To escape MIT’s 95 percent failure rate, leaders need to replace pilot thinking with disciplined execution:
- Establish ownership and accountability. Someone must be responsible for outcomes, whether that’s an executive or a cross-functional steering group empowered to make decisions.
- Define meaningful KPIs. Set success metrics that go beyond activity counts or pilot completions. Focus instead on measurable productivity, quality, or profitability gains. Tie executive performance and incentives to those results.
- Build risk tolerance into governance. Establish guardrails early — ethical use, security, data integrity — so leaders feel confident scaling AI beyond controlled experiments.
Without those foundations, even the best model becomes shelfware.
You should also challenge yourself on what a small scale pilot actually achieves. Derisking the deployment of AI is very different to derisking the deployment of some form of SaaS workflow. You need scale and data to drive outcomes and determine the best way forward.
3. Equip Your People to Scale AI
We recently reviewed our competency framework and added AI responsibilities at every level. Everyone from engineers to operations leads now has explicit expectations for how they’ll use, supervise or integrate AI in their work.
That exercise revealed two gaps many companies share:
- Skill depth. Do you actually have people who’ve implemented AI at scale before, or are you experimenting from scratch?

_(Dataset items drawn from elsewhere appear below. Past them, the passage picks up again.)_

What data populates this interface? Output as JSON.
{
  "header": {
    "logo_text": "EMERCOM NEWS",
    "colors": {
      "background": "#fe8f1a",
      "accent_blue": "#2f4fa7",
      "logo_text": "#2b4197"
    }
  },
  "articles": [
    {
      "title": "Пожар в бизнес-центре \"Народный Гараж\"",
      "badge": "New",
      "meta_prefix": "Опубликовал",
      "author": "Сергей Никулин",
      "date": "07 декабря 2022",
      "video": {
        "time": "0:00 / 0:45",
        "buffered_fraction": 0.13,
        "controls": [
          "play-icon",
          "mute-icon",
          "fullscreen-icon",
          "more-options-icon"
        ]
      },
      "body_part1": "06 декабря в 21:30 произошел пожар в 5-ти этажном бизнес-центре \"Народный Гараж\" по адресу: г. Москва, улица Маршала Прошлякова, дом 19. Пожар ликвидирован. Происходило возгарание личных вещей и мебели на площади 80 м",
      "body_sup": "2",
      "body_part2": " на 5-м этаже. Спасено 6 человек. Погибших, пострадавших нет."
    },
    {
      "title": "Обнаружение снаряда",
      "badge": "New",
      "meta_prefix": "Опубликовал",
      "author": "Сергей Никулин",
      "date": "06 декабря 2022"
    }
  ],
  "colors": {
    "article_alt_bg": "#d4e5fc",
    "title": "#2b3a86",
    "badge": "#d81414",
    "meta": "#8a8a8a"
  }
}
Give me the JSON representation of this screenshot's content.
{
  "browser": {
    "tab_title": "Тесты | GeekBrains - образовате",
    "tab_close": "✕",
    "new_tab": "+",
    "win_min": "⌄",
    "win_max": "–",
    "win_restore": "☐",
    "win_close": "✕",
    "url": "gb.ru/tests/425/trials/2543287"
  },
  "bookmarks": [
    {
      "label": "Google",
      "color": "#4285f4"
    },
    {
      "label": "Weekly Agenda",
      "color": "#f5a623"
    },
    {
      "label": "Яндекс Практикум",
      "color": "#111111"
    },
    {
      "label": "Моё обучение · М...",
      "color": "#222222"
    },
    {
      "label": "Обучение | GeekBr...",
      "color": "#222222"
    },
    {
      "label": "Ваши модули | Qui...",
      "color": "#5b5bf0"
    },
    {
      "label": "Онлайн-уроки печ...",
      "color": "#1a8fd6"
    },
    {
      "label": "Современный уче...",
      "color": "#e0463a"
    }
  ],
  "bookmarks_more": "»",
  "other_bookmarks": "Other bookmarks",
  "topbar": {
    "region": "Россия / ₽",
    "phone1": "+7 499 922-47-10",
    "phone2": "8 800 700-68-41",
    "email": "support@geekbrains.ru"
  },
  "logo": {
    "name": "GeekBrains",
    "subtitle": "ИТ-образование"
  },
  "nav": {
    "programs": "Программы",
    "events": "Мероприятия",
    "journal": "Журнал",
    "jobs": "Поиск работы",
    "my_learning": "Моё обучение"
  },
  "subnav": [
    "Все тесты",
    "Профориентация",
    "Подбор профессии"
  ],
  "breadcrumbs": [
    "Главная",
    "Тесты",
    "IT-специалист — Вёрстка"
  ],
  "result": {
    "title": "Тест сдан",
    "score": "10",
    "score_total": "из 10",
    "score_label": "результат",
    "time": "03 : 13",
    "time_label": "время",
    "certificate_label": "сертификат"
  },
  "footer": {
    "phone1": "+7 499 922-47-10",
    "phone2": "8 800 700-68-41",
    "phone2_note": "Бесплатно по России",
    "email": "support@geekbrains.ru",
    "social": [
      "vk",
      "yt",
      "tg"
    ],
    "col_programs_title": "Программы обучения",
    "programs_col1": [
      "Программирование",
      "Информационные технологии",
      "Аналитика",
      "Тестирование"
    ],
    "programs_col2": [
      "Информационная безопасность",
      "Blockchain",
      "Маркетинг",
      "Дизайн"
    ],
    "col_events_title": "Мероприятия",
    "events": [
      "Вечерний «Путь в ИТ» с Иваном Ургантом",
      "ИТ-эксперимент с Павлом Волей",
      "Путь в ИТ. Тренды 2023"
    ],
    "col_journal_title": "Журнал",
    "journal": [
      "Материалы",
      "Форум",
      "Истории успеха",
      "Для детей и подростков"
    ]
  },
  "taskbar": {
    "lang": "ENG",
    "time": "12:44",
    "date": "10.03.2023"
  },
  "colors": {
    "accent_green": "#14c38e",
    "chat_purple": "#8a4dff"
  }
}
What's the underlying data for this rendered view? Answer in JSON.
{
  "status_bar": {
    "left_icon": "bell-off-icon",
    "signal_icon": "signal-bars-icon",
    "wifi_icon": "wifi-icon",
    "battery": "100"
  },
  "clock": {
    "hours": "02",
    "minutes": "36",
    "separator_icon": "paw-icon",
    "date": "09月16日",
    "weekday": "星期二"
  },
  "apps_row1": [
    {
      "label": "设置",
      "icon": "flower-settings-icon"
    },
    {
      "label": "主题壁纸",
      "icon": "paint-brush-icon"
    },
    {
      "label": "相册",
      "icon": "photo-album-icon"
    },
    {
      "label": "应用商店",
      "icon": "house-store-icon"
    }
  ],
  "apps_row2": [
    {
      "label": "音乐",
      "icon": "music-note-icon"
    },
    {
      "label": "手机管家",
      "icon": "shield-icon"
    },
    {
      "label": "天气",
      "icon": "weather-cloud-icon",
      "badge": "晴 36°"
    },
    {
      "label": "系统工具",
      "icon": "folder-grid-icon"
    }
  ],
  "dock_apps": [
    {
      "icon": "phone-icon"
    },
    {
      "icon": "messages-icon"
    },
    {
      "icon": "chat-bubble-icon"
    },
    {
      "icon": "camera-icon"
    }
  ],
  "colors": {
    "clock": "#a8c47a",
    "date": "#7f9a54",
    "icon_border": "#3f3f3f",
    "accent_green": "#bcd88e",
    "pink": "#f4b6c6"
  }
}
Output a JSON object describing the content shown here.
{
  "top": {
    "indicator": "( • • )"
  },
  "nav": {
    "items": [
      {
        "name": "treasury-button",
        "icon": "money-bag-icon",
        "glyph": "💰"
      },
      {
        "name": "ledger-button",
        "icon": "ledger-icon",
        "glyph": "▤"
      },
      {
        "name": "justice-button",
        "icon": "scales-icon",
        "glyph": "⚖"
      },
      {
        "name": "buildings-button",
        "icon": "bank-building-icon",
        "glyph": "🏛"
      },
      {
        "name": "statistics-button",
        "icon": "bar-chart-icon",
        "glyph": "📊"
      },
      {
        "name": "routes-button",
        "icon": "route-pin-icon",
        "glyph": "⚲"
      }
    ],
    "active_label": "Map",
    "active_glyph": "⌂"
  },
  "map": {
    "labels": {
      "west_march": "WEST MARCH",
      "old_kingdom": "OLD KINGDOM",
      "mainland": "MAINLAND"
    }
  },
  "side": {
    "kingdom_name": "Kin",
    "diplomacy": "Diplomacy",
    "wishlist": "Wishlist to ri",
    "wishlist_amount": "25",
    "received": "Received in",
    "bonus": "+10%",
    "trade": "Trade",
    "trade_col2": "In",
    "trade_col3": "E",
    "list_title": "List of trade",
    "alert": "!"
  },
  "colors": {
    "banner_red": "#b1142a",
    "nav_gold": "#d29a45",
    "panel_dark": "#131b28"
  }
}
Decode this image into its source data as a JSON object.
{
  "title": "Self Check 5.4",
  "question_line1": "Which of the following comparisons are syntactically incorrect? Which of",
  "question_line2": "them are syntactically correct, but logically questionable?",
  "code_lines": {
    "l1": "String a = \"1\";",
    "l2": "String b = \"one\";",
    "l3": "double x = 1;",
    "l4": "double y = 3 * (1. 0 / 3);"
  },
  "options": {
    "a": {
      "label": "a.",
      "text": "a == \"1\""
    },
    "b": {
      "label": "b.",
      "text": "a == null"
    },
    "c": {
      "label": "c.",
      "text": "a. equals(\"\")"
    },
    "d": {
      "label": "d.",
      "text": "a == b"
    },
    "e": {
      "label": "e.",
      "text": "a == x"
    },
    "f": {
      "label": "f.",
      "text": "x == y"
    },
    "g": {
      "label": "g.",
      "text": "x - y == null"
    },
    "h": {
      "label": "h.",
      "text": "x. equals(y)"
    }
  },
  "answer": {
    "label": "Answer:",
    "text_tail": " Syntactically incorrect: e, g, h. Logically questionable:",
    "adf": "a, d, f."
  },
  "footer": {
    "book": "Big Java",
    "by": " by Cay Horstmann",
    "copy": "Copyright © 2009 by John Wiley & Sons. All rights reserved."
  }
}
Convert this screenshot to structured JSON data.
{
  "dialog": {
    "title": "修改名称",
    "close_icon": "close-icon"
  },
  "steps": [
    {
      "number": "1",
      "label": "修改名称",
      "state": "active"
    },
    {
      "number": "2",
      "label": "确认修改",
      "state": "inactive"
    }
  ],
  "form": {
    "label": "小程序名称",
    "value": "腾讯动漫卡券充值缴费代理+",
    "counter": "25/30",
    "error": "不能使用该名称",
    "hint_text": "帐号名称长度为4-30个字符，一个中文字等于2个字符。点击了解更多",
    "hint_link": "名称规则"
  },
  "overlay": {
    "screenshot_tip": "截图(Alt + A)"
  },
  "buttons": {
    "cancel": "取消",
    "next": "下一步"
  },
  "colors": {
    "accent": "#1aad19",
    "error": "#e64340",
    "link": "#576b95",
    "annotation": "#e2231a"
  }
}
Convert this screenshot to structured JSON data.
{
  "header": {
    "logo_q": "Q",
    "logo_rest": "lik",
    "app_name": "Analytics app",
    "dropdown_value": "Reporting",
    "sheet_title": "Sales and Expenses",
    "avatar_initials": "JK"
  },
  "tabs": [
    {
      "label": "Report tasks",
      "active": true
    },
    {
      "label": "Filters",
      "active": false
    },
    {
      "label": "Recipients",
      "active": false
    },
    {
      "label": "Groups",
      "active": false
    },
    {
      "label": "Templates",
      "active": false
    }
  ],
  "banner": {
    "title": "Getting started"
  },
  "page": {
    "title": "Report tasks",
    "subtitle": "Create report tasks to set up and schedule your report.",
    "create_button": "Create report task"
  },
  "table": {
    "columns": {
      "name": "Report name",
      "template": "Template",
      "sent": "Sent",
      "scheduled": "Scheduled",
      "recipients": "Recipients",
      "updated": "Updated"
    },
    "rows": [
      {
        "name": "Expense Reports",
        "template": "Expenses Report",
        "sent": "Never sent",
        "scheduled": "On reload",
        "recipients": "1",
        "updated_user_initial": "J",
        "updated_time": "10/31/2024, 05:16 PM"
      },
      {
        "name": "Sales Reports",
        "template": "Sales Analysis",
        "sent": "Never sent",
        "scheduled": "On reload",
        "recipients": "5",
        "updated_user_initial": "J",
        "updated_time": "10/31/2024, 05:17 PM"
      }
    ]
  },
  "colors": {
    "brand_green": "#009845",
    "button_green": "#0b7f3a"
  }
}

- Role clarity. Who’s accountable for identifying use cases, training teams, and measuring ROI?
Bridging those gaps takes intentional change enablement. Companies that scale AI successfully invest early in upskilling, communication, and internal change agents who can champion adoption across departments. They treat AI literacy as a shared competency.
Some organizations will need a chief AI officer; others can embed those duties within existing leadership roles. What matters is clarity and a culture that understands why AI is being adopted and where it can create the most value.
If you don’t proactively enable your teams with emerging tools, a secret IT stack will emerge inside your business. Left unchecked, those hidden tools create fragmented data, inconsistent workflows, and exposure to security and compliance risks that leaders can’t see or manage.
4. Don’t Benchmark Against Mediocrity
The MIT study also found that in-house AI product builds fail more often than those using proven platforms. That’s no surprise.
Internal builds take time, and that’s, of course, time you can be using to operationalize AI instead. Then there’s the expertise to consider. Do you have the right internal team to build what you need? If you need to hire a team, your timeline just got longer.
The biggest problem I see with internal builds is that organizations end up benchmarking against their own weak data. If your baseline operations are inefficient or the data you’ve collected to inform decision-making is limited, “improving” them by five percent is just polishing mediocrity.
The real leap comes from working with products and partners that draw on cross-industry data and hard-won experience. That’s where you move from incremental improvement to exponential insight.
Buy versus build is a question of perspective. Are you trying to replicate what already exists elsewhere, or are you leveraging what others have already learned so you can leapfrog ahead?
The pace of change can be paralyzing, and many organizations are still waiting for regulation or the “right moment” to act. But standing still is its own risk. History doesn’t remember the companies that waited out industrial revolutions.
The organizations that succeed will design AI for quality, governance and accountability from day one. The real breakthroughs come from what you build around the models.